‘Clybourne Park’ questions American and theater history
by Armond White
If the award for Best Play goes to Clybourne Park at the June 10 Tony Awards ceremony, will it put the Tonys on “the right side of history”?
That particular aphorism entered popular speech during the 2008 presidential campaign (in a rare Obama reference to Dr. Martin Luther King Jr.), and its artfulness is part of the verbal gymnastics that distinguish Clybourne Park, Bruce Norris’ drama about the language of race relations.
Playwright Norris’ inspiration for Clybourne Park came from the 1960 Lorraine Hansberry play A Raisin in the Sun. That landmark drama about a poor black family moving from an urban ghetto to a white suburb used the fictitious Clybourne Park as the symbolic site of racial integration and social mobility just as the civil rights effort was gaining momentum. Norris revisits Hansberry’s symbol five decades later to illustrate how social discourse has changed—so much so that Clybourne Park figures to win the Best Play Tony that A Raisin in the Sun lost to The Miracle Worker.
Does this mean theater culture has progressed? Clybourne Park is most interesting in its realization that contemporary discourse, in fact, puts us outside history, mired in the confusions of social fragmentation, political bromides and rhetorical deception.
The deceit of political sloganeering has seeped into the average person’s language. It affects the ability of Norris’ seven characters to articulate their personal and public feelings. A key lines asks, “Can we just come out and say what it is we‘re really saying?”

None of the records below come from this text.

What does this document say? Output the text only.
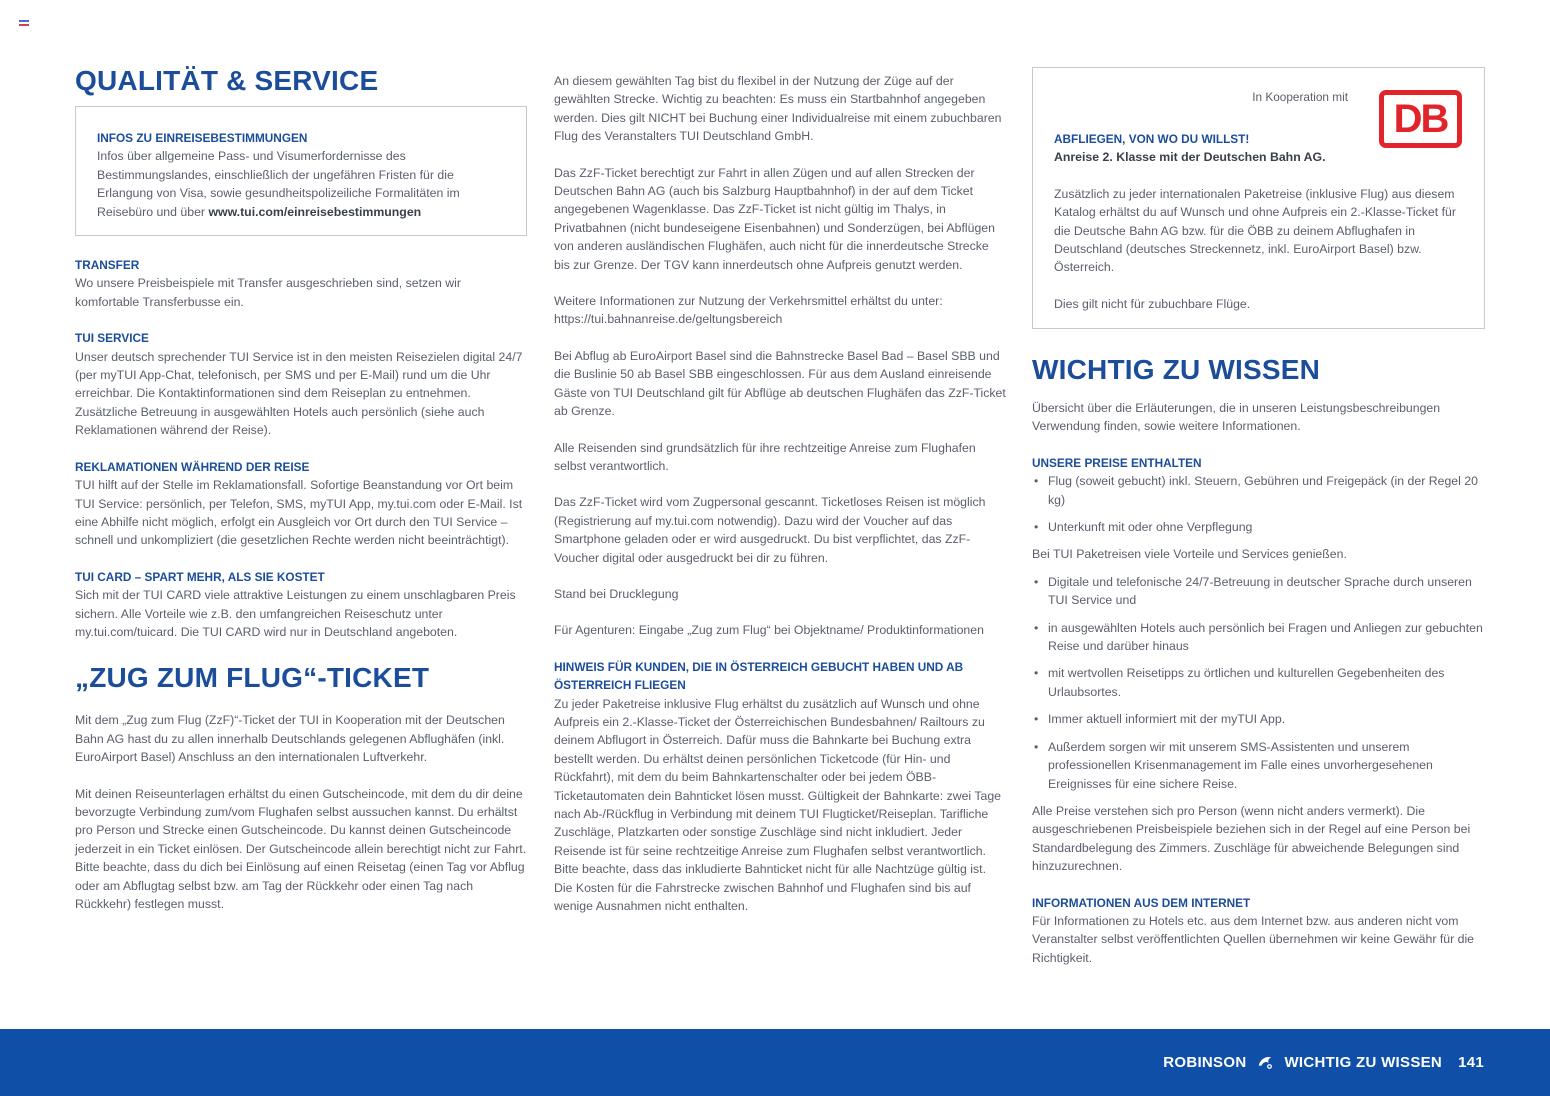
QUALITÄT & SERVICE
INFOS ZU EINREISEBESTIMMUNGEN

Infos über allgemeine Pass- und Visumerfordernisse des Bestimmungslandes, einschließlich der ungefähren Fristen für die Erlangung von Visa, sowie gesundheitspolizeiliche Formalitäten im Reisebüro und über www.tui.com/einreisebestimmungen

TRANSFER

Wo unsere Preisbeispiele mit Transfer ausgeschrieben sind, setzen wir komfortable Transferbusse ein.

TUI SERVICE

Unser deutsch sprechender TUI Service ist in den meisten Reisezielen digital 24/7 (per myTUI App-Chat, telefonisch, per SMS und per E-Mail) rund um die Uhr erreichbar. Die Kontaktinformationen sind dem Reiseplan zu entnehmen. Zusätzliche Betreuung in ausgewählten Hotels auch persönlich (siehe auch Reklamationen während der Reise).

REKLAMATIONEN WÄHREND DER REISE

TUI hilft auf der Stelle im Reklamationsfall. Sofortige Beanstandung vor Ort beim TUI Service: persönlich, per Telefon, SMS, myTUI App, my.tui.com oder E-Mail. Ist eine Abhilfe nicht möglich, erfolgt ein Ausgleich vor Ort durch den TUI Service – schnell und unkompliziert (die gesetzlichen Rechte werden nicht beeinträchtigt).

TUI CARD – SPART MEHR, ALS SIE KOSTET

Sich mit der TUI CARD viele attraktive Leistungen zu einem unschlagbaren Preis sichern. Alle Vorteile wie z.B. den umfangreichen Reiseschutz unter my.tui.com/tuicard. Die TUI CARD wird nur in Deutschland angeboten.

„ZUG ZUM FLUG“-TICKET

Mit dem „Zug zum Flug (ZzF)“-Ticket der TUI in Kooperation mit der Deutschen Bahn AG hast du zu allen innerhalb Deutschlands gelegenen Abflughäfen (inkl. EuroAirport Basel) Anschluss an den internationalen Luftverkehr.

Mit deinen Reiseunterlagen erhältst du einen Gutscheincode, mit dem du dir deine bevorzugte Verbindung zum/vom Flughafen selbst aussuchen kannst. Du erhältst pro Person und Strecke einen Gutscheincode. Du kannst deinen Gutscheincode jederzeit in ein Ticket einlösen. Der Gutscheincode allein berechtigt nicht zur Fahrt. Bitte beachte, dass du dich bei Einlösung auf einen Reisetag (einen Tag vor Abflug oder am Abflugtag selbst bzw. am Tag der Rückkehr oder einen Tag nach Rückkehr) festlegen musst.

An diesem gewählten Tag bist du flexibel in der Nutzung der Züge auf der gewählten Strecke. Wichtig zu beachten: Es muss ein Startbahnhof angegeben werden. Dies gilt NICHT bei Buchung einer Individualreise mit einem zubuchbaren Flug des Veranstalters TUI Deutschland GmbH.

Das ZzF-Ticket berechtigt zur Fahrt in allen Zügen und auf allen Strecken der Deutschen Bahn AG (auch bis Salzburg Hauptbahnhof) in der auf dem Ticket angegebenen Wagenklasse. Das ZzF-Ticket ist nicht gültig im Thalys, in Privatbahnen (nicht bundeseigene Eisenbahnen) und Sonderzügen, bei Abflügen von anderen ausländischen Flughäfen, auch nicht für die innerdeutsche Strecke bis zur Grenze. Der TGV kann innerdeutsch ohne Aufpreis genutzt werden.

Weitere Informationen zur Nutzung der Verkehrsmittel erhältst du unter: https://tui.bahnanreise.de/geltungsbereich

Bei Abflug ab EuroAirport Basel sind die Bahnstrecke Basel Bad – Basel SBB und die Buslinie 50 ab Basel SBB eingeschlossen. Für aus dem Ausland einreisende Gäste von TUI Deutschland gilt für Abflüge ab deutschen Flughäfen das ZzF-Ticket ab Grenze.

Alle Reisenden sind grundsätzlich für ihre rechtzeitige Anreise zum Flughafen selbst verantwortlich.

Das ZzF-Ticket wird vom Zugpersonal gescannt. Ticketloses Reisen ist möglich (Registrierung auf my.tui.com notwendig). Dazu wird der Voucher auf das Smartphone geladen oder er wird ausgedruckt. Du bist verpflichtet, das ZzF-Voucher digital oder ausgedruckt bei dir zu führen.

Stand bei Drucklegung

Für Agenturen: Eingabe „Zug zum Flug“ bei Objektname/ Produktinformationen

HINWEIS FÜR KUNDEN, DIE IN ÖSTERREICH GEBUCHT HABEN UND AB ÖSTERREICH FLIEGEN

Zu jeder Paketreise inklusive Flug erhältst du zusätzlich auf Wunsch und ohne Aufpreis ein 2.-Klasse-Ticket der Österreichischen Bundesbahnen/ Railtours zu deinem Abflugort in Österreich. Dafür muss die Bahnkarte bei Buchung extra bestellt werden. Du erhältst deinen persönlichen Ticketcode (für Hin- und Rückfahrt), mit dem du beim Bahnkartenschalter oder bei jedem ÖBB-Ticketautomaten dein Bahnticket lösen musst. Gültigkeit der Bahnkarte: zwei Tage nach Ab-/Rückflug in Verbindung mit deinem TUI Flugticket/Reiseplan. Tarifliche Zuschläge, Platzkarten oder sonstige Zuschläge sind nicht inkludiert. Jeder Reisende ist für seine rechtzeitige Anreise zum Flughafen selbst verantwortlich. Bitte beachte, dass das inkludierte Bahnticket nicht für alle Nachtzüge gültig ist. Die Kosten für die Fahrstrecke zwischen Bahnhof und Flughafen sind bis auf wenige Ausnahmen nicht enthalten.

In Kooperation mit DB
ABFLIEGEN, VON WO DU WILLST!

Anreise 2. Klasse mit der Deutschen Bahn AG.

Zusätzlich zu jeder internationalen Paketreise (inklusive Flug) aus diesem Katalog erhältst du auf Wunsch und ohne Aufpreis ein 2.-Klasse-Ticket für die Deutsche Bahn AG bzw. für die ÖBB zu deinem Abflughafen in Deutschland (deutsches Streckennetz, inkl. EuroAirport Basel) bzw. Österreich.

Dies gilt nicht für zubuchbare Flüge.

WICHTIG ZU WISSEN

Übersicht über die Erläuterungen, die in unseren Leistungsbeschreibungen Verwendung finden, sowie weitere Informationen.

UNSERE PREISE ENTHALTEN
• Flug (soweit gebucht) inkl. Steuern, Gebühren und Freigepäck (in der Regel 20 kg)
• Unterkunft mit oder ohne Verpflegung

Bei TUI Paketreisen viele Vorteile und Services genießen.

• Digitale und telefonische 24/7-Betreuung in deutscher Sprache durch unseren TUI Service und
• in ausgewählten Hotels auch persönlich bei Fragen und Anliegen zur gebuchten Reise und darüber hinaus
• mit wertvollen Reisetipps zu örtlichen und kulturellen Gegebenheiten des Urlaubsortes.
• Immer aktuell informiert mit der myTUI App.
• Außerdem sorgen wir mit unserem SMS-Assistenten und unserem professionellen Krisenmanagement im Falle eines unvorhergesehenen Ereignisses für eine sichere Reise.

Alle Preise verstehen sich pro Person (wenn nicht anders vermerkt). Die ausgeschriebenen Preisbeispiele beziehen sich in der Regel auf eine Person bei Standardbelegung des Zimmers. Zuschläge für abweichende Belegungen sind hinzuzurechnen.

INFORMATIONEN AUS DEM INTERNET

Für Informationen zu Hotels etc. aus dem Internet bzw. aus anderen nicht vom Veranstalter selbst veröffentlichten Quellen übernehmen wir keine Gewähr für die Richtigkeit.

ROBINSON	WICHTIG ZU WISSEN 141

That question reveals mainstream American theater’s difficulty dealing with experiences that are personal flashpoints before being codified by politicians and sanctioned by mainstream media. It’s why A Raisin in the Sun has still not received its due as one of the finest American dramas (superior to the over-lauded Death of a Salesman), even among reviewers who glibly mention it while praising Clybourne Park; they ignore Hansberry’s deep explication of African-American life, missing the significance of Norris’ historical-aesthetic reference, his invocation.
Why didn’t A Raisin in the Sun win the Tony in 1960? The answer might explain what makes Clybourne Park this year’s frontrunner: Contemporary Broadway shares the same bias for focusing on white experience as network television. It is the mainstream’s manner to reflect a socially empowered viewpoint—the perspective that always controls what is “the right side of history,” as Frank Rich recently used Clybourne Park to normalize the wildly contradictory political rhetoric of the Obama era.
Thankfully, Norris himself won’t have it; his two-act contretemps omits Hansberry’s deep ethnic and social concerns, deliberately leaving out a third-act resolution. This reflects our modern political delusions as much as it satisfies the current mode for hectoring speech, aggressive posturing and judgmental belittling in our culture. Hansberry’s play derived from the moral and religious roots of social revolution, while Norris’s two-act past/present contrast anatomizes (that’s the pop term) our spiritual amnesia, a very real aspect of the Obama era.
“You can’t live in a principle” says one of Clybourne Park’s bickering personae. That imperative was proven when A Raisin in the Sun was a Tony also-ran and is still accepted even as Hansberry’s classic becomes a theatrical specter—like Norris’ evocation of a dead soldier—that the annals of the Tony Awards ignores.